Flumazenil (also known as flumazepil, code name Ro 15-1788, trade names Anexate, Lanexat, Mazicon, Romazicon) is a benzodiazepine antagonist available for injection only, and the only benzodiazepine receptor antagonist on the market today.

It was first introduced in 1987 by Hoffmann-La Roche under the trade name Anexate, but only approved by the FDA on December 20, 1991. Some years ago an oral preparation was under development [1], though it had low bio-availability and was thus abandoned. There is hope that oral flumazenil or other benzodiazepine antagonists such as B-carbolines will be developed in the future.

Contents

Uses

Flumazenil is of benefit in patients who become excessively drowsy after benzodiazepines are used for either diagnostic or therapeutic procedures.[2]

It has been used as an antidote in the treatment of benzodiazepine overdoses.[2] It reverses the effects of benzodiazepines by competitive inhibition at the benzodiazepine binding site on the GABAA receptor. There are many complications that must be taken into consideration when used in the acute care setting.[2]

It has been found to be effective in overdoses of non-benzodiazepine sleep enhancers, namely zolpidem and zaleplon.[3]

There is some evidence that flumazenil is effective for protracted benzodiazepine withdrawal (or benzodiazepine post-withdrawal syndrome) with promising results [4][5][6], though larger studies with more regular dosing intervals are needed to confirm this. There have also been some studies investigating the drugs effect in reducing benzodiazapine tolerance [7][8], with promising results. In binding to the benzodiazepine receptor, flumazenil may reset the receptors sensitivity, restoring the receptor to its pre-drug affinity. [9]

It has also been used in hepatic encephalopathy, though results have been mixed.[10][11]

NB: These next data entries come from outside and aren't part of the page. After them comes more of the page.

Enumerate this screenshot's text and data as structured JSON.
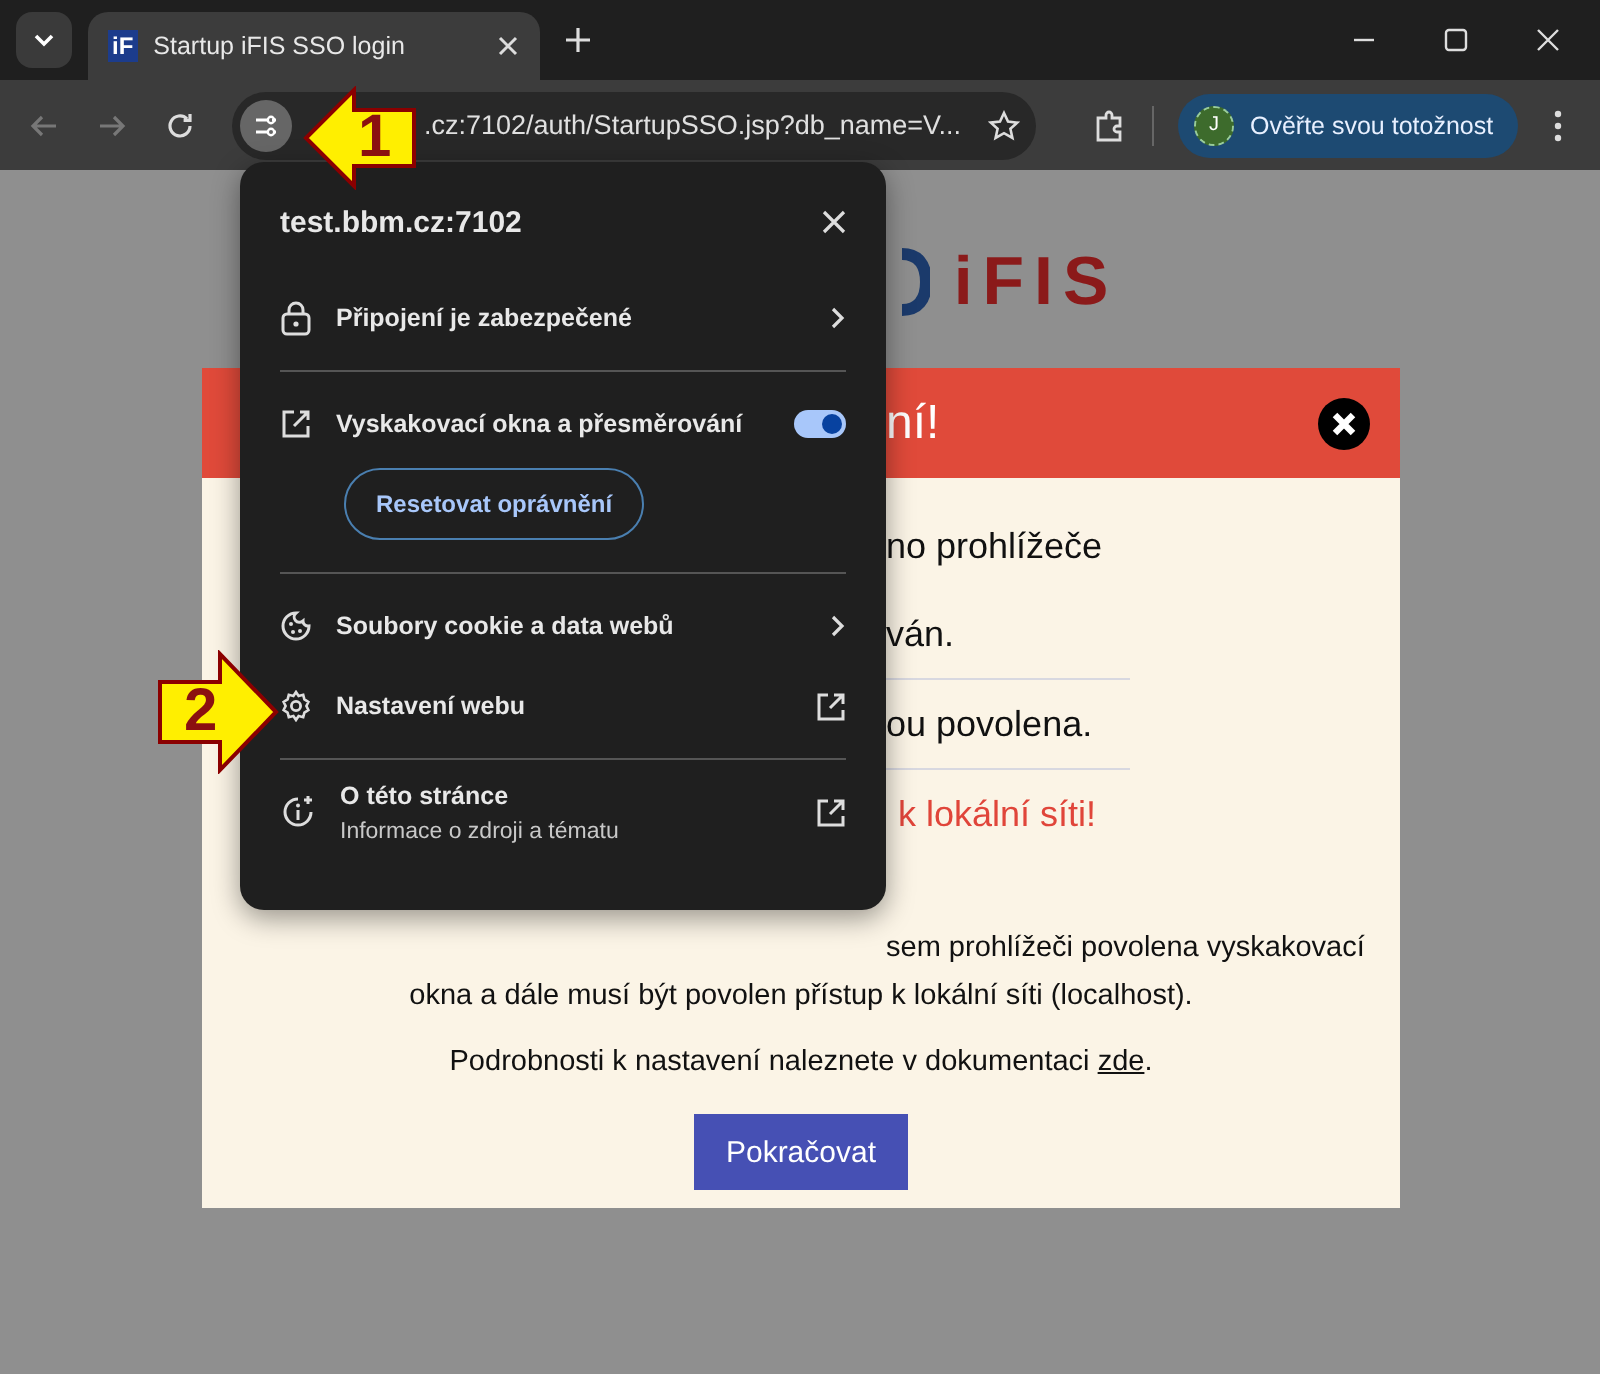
{
  "browser": {
    "tab_title": "Startup iFIS SSO login",
    "tab_icon": "iF",
    "url": ".cz:7102/auth/StartupSSO.jsp?db_name=V...",
    "profile_label": "Ověřte svou totožnost",
    "avatar": "J"
  },
  "popup": {
    "host": "test.bbm.cz:7102",
    "groups": [
      [
        {
          "kind": "nav",
          "label": "Připojení je zabezpečené"
        }
      ],
      [
        {
          "kind": "toggle",
          "label": "Vyskakovací okna a přesměrování",
          "on": true
        },
        {
          "kind": "button",
          "label": "Resetovat oprávnění"
        }
      ],
      [
        {
          "kind": "nav",
          "label": "Soubory cookie a data webů"
        },
        {
          "kind": "external",
          "label": "Nastavení webu"
        }
      ],
      [
        {
          "kind": "external",
          "label": "O této stránce",
          "sub": "Informace o zdroji a tématu"
        }
      ]
    ]
  },
  "page": {
    "logo": "iFIS",
    "header": "ní!",
    "rows": [
      {
        "kind": "text",
        "text": "no prohlížeče"
      },
      {
        "kind": "text",
        "text": "ván."
      },
      {
        "kind": "divider"
      },
      {
        "kind": "text",
        "text": "ou povolena."
      },
      {
        "kind": "divider"
      },
      {
        "kind": "warning",
        "text": "k lokální síti!"
      }
    ],
    "para": [
      "sem prohlížeči povolena vyskakovací",
      "okna a dále musí být povolen přístup k lokální síti (localhost)."
    ],
    "details": "Podrobnosti k nastavení naleznete v dokumentaci",
    "link": "zde",
    "after_link": ".",
    "button": "Pokračovat"
  },
  "callouts": [
    "1",
    "2"
  ]
}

The onset of action is rapid and usually effects are seen within one to two minutes. The peak effect is seen at six to ten minutes. The recommended dose for adults is 200 μg every 1–2 minutes until the effect is seen, to a maximum of 3 mg per hour. It is available as a clear, colourless solution for intravenous injection, containing 500 μg in 5 mL.

Many benzodiazepines (including midazolam) have longer half-lives than flumazenil. Therefore, repeat doses of flumazenil may be required to prevent recurrent symptoms of overdosage once the initial dose of flumazenil wears off. It is hepatically metabolised to inactive compounds which are excreted in the urine. Subjects who are physically dependent on benzodiazepines may suffer benzodiazepine withdrawal symptoms, including seizure, upon administration of flumazenil.

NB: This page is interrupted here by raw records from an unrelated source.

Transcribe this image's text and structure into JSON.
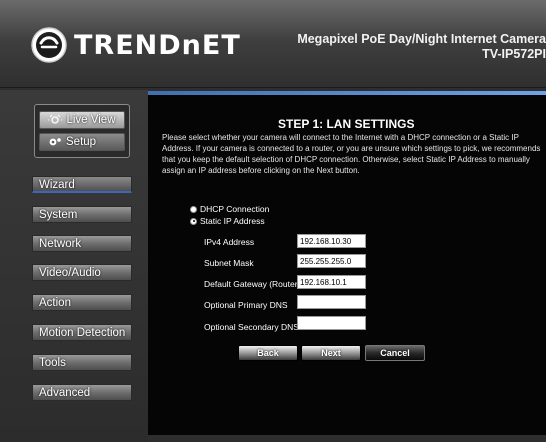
{
  "header": {
    "brand": "TRENDnET",
    "product_line1": "Megapixel PoE Day/Night Internet Camera",
    "product_line2": "TV-IP572PI"
  },
  "mode": {
    "live_view": "Live View",
    "setup": "Setup"
  },
  "sidebar": {
    "items": [
      {
        "label": "Wizard",
        "active": true
      },
      {
        "label": "System"
      },
      {
        "label": "Network"
      },
      {
        "label": "Video/Audio"
      },
      {
        "label": "Action"
      },
      {
        "label": "Motion Detection"
      },
      {
        "label": "Tools"
      },
      {
        "label": "Advanced"
      }
    ]
  },
  "main": {
    "title": "STEP 1: LAN SETTINGS",
    "description": "Please select whether your camera will connect to the Internet with a DHCP connection or a Static IP Address. If your camera is connected to a router, or you are unsure which settings to pick, we recommends that you keep the default selection of DHCP connection. Otherwise, select Static IP Address to manually assign an IP address before clicking on the Next button.",
    "radio_dhcp": "DHCP Connection",
    "radio_static": "Static IP Address",
    "selected": "static",
    "fields": {
      "ipv4_label": "IPv4 Address",
      "ipv4_value": "192.168.10.30",
      "mask_label": "Subnet Mask",
      "mask_value": "255.255.255.0",
      "gateway_label": "Default Gateway (Router)",
      "gateway_value": "192.168.10.1",
      "dns1_label": "Optional Primary DNS",
      "dns1_value": "",
      "dns2_label": "Optional Secondary DNS",
      "dns2_value": ""
    },
    "buttons": {
      "back": "Back",
      "next": "Next",
      "cancel": "Cancel"
    }
  },
  "colors": {
    "accent": "#3b67b8",
    "background": "#050505"
  }
}
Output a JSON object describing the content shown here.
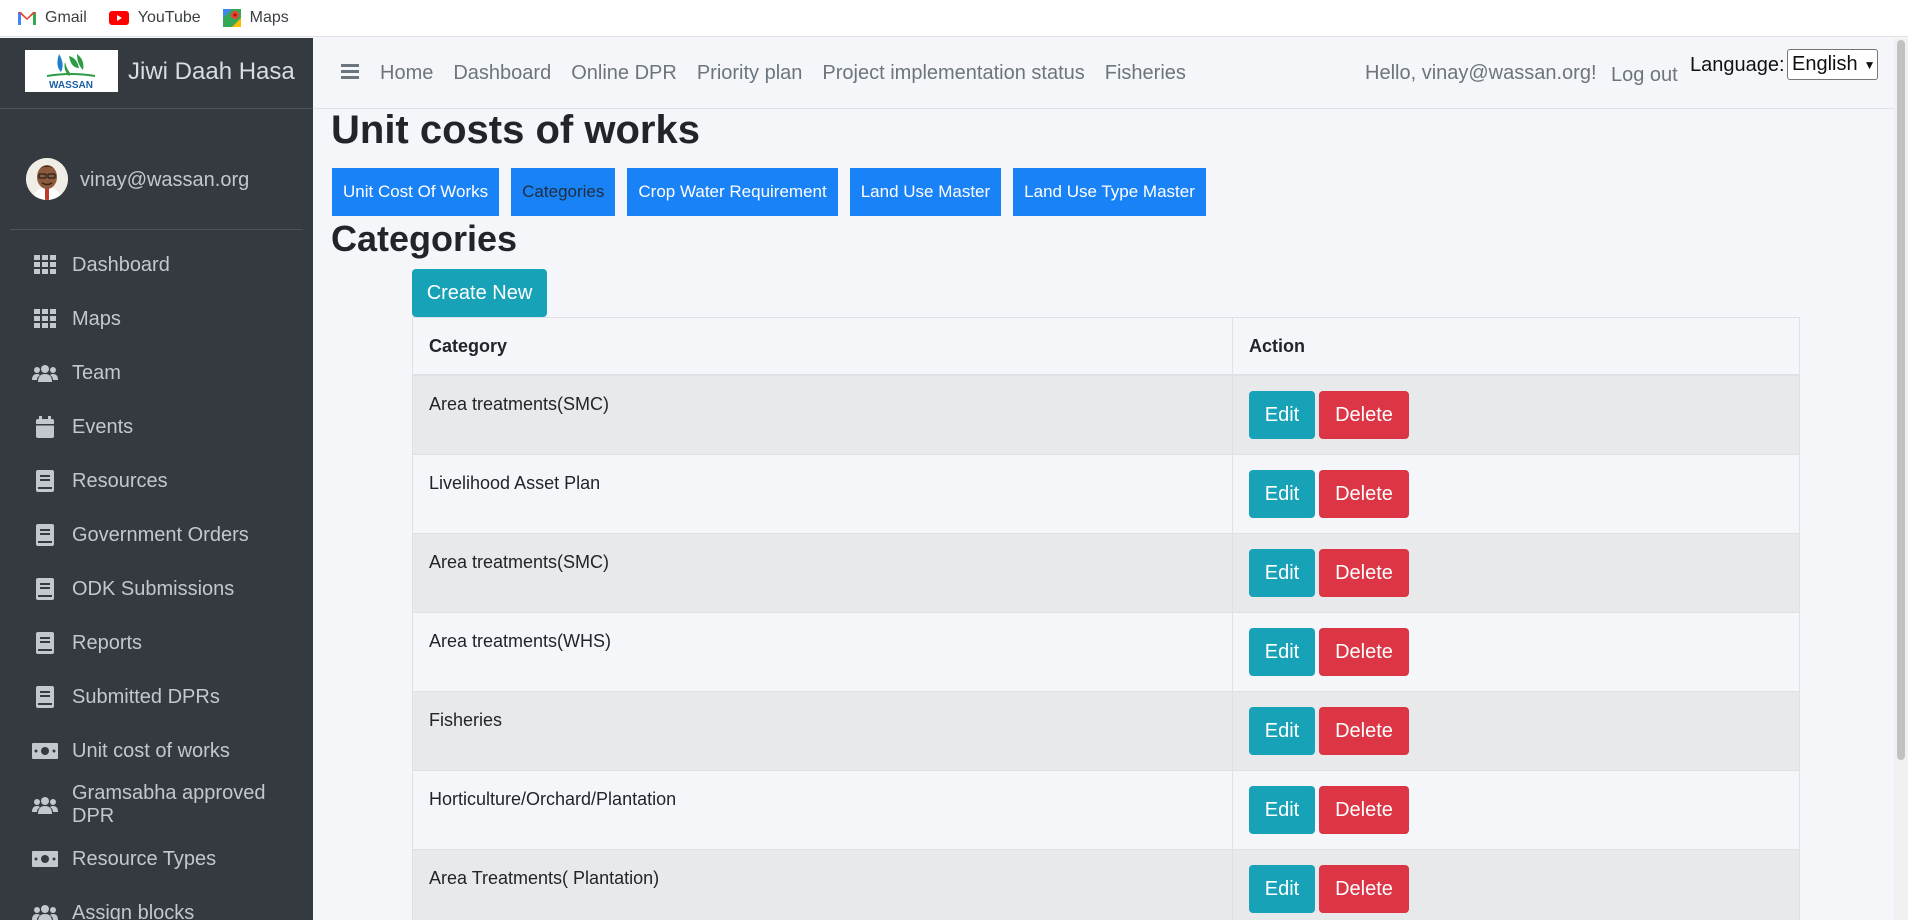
{
  "bookmarks": [
    {
      "label": "Gmail",
      "icon": "gmail-icon"
    },
    {
      "label": "YouTube",
      "icon": "youtube-icon"
    },
    {
      "label": "Maps",
      "icon": "maps-icon"
    }
  ],
  "sidebar": {
    "brand": {
      "logo_text": "WASSAN",
      "name": "Jiwi Daah Hasa"
    },
    "user": "vinay@wassan.org",
    "items": [
      {
        "label": "Dashboard",
        "icon": "grid-icon"
      },
      {
        "label": "Maps",
        "icon": "grid-icon"
      },
      {
        "label": "Team",
        "icon": "users-icon"
      },
      {
        "label": "Events",
        "icon": "calendar-icon"
      },
      {
        "label": "Resources",
        "icon": "book-icon"
      },
      {
        "label": "Government Orders",
        "icon": "book-icon"
      },
      {
        "label": "ODK Submissions",
        "icon": "book-icon"
      },
      {
        "label": "Reports",
        "icon": "book-icon"
      },
      {
        "label": "Submitted DPRs",
        "icon": "book-icon"
      },
      {
        "label": "Unit cost of works",
        "icon": "money-icon"
      },
      {
        "label": "Gramsabha approved DPR",
        "icon": "users-icon"
      },
      {
        "label": "Resource Types",
        "icon": "money-icon"
      },
      {
        "label": "Assign blocks",
        "icon": "users-icon"
      }
    ]
  },
  "topnav": {
    "links": [
      "Home",
      "Dashboard",
      "Online DPR",
      "Priority plan",
      "Project implementation status",
      "Fisheries"
    ],
    "hello": "Hello, vinay@wassan.org!",
    "logout": "Log out",
    "language_label": "Language:",
    "language_value": "English"
  },
  "main": {
    "title": "Unit costs of works",
    "tabs": [
      {
        "label": "Unit Cost Of Works",
        "active": false
      },
      {
        "label": "Categories",
        "active": true
      },
      {
        "label": "Crop Water Requirement",
        "active": false
      },
      {
        "label": "Land Use Master",
        "active": false
      },
      {
        "label": "Land Use Type Master",
        "active": false
      }
    ],
    "section_title": "Categories",
    "create_label": "Create New",
    "table": {
      "headers": [
        "Category",
        "Action"
      ],
      "rows": [
        "Area treatments(SMC)",
        "Livelihood Asset Plan",
        "Area treatments(SMC)",
        "Area treatments(WHS)",
        "Fisheries",
        "Horticulture/Orchard/Plantation",
        "Area Treatments( Plantation)"
      ],
      "edit_label": "Edit",
      "delete_label": "Delete"
    }
  },
  "colors": {
    "sidebar_bg": "#343a40",
    "primary": "#1a82f7",
    "info": "#17a2b8",
    "danger": "#dc3545"
  }
}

It is not recommended for routine use in those with a decreased level of consciousness.[12]

PET radioligand

Radiolabeled with the radioactive isotope carbon-11 flumazenil may be used as a radioligand in neuroimaging with positron emission tomography to visualize the distribution of GABAA receptors in the human brain.[13]

Clinical pharmacology

Flumazenil, an imidazobenzodiazepine derivative, antagonizes the actions of benzodiazepines on the central nervous system. Flumazenil competitively inhibits the activity at the benzodiazepine recognition site on the GABA / benzodiazepine receptor complex. Flumazenil is a weak partial agonist in some animal models of activity, but has little or no agonist activity in humans.

Flumazenil does not antagonize all of the central nervous system effects of drugs affecting GABA-ergic neurons by means other than the benzodiazepine receptor (including ethanol, barbiturates, or general anesthetics) and does not reverse the effects of opioids.

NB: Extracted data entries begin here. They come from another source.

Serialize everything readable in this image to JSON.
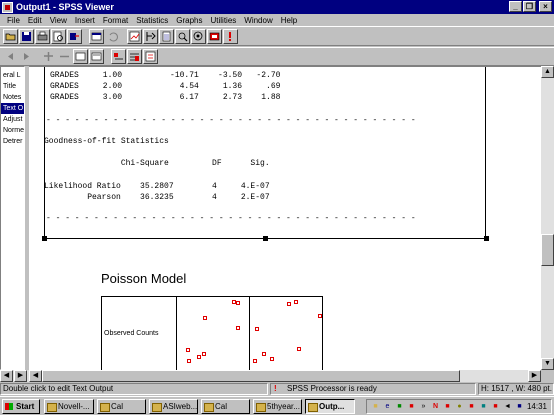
{
  "window": {
    "title": "Output1 - SPSS Viewer",
    "controls": [
      "_",
      "❐",
      "×"
    ]
  },
  "menu": [
    "File",
    "Edit",
    "View",
    "Insert",
    "Format",
    "Statistics",
    "Graphs",
    "Utilities",
    "Window",
    "Help"
  ],
  "toolbar1_icons": [
    "open-icon",
    "save-icon",
    "print-icon",
    "print-preview-icon",
    "export-icon",
    "dialog-recall-icon",
    "undo-icon",
    "goto-chart-icon",
    "goto-case-icon",
    "variables-icon",
    "find-icon",
    "use-sets-icon",
    "designate-window-icon",
    "syntax-icon"
  ],
  "toolbar2_icons": [
    "back-icon",
    "forward-icon",
    "promote-icon",
    "demote-icon",
    "expand-icon",
    "collapse-icon",
    "show-icon",
    "hide-icon",
    "insert-heading-icon"
  ],
  "outline": {
    "items": [
      {
        "label": "eral L",
        "selected": false
      },
      {
        "label": "Title",
        "selected": false
      },
      {
        "label": "Notes",
        "selected": false
      },
      {
        "label": "Text O",
        "selected": true
      },
      {
        "label": "Adjust",
        "selected": false
      },
      {
        "label": "Norme",
        "selected": false
      },
      {
        "label": "Detrer",
        "selected": false
      }
    ]
  },
  "output_text": {
    "grades_rows": [
      {
        "label": "GRADES",
        "value": "1.00",
        "c1": "-10.71",
        "c2": "-3.50",
        "c3": "-2.70"
      },
      {
        "label": "GRADES",
        "value": "2.00",
        "c1": "4.54",
        "c2": "1.36",
        "c3": ".69"
      },
      {
        "label": "GRADES",
        "value": "3.00",
        "c1": "6.17",
        "c2": "2.73",
        "c3": "1.88"
      }
    ],
    "dashes": "- - - - - - - - - - - - - - - - - - - - - - - - - - - - - - - - - - - - - - -",
    "gof_title": "Goodness-of-fit Statistics",
    "gof_headers": [
      "Chi-Square",
      "DF",
      "Sig."
    ],
    "gof_rows": [
      {
        "label": "Likelihood Ratio",
        "chisq": "35.2807",
        "df": "4",
        "sig": "4.E-07"
      },
      {
        "label": "Pearson",
        "chisq": "36.3235",
        "df": "4",
        "sig": "2.E-07"
      }
    ]
  },
  "poisson": {
    "title": "Poisson Model",
    "row_label": "Observed Counts"
  },
  "status": {
    "hint": "Double click to edit Text Output",
    "processor": "SPSS Processor  is ready",
    "dims": "H: 1517 , W: 480 pt."
  },
  "taskbar": {
    "start": "Start",
    "tasks": [
      {
        "label": "Novell-...",
        "active": false
      },
      {
        "label": "Cal",
        "active": false
      },
      {
        "label": "ASIweb...",
        "active": false
      },
      {
        "label": "Cal",
        "active": false
      },
      {
        "label": "5thyear...",
        "active": false
      },
      {
        "label": "Outp...",
        "active": true
      }
    ],
    "clock": "14:31"
  }
}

In animals pretreated with high doses of benzodiazepines over several weeks, Flumazenil injection elicited symptoms of benzodiazepine withdrawal, including seizures. A similar effect was seen in adult human subjects.

Pharmacodynamics

Intravenous Flumazenil has been shown to antagonize sedation, impairment of recall, psychomotor impairment and ventilatory depression produced by benzodiazepines in healthy human volunteers.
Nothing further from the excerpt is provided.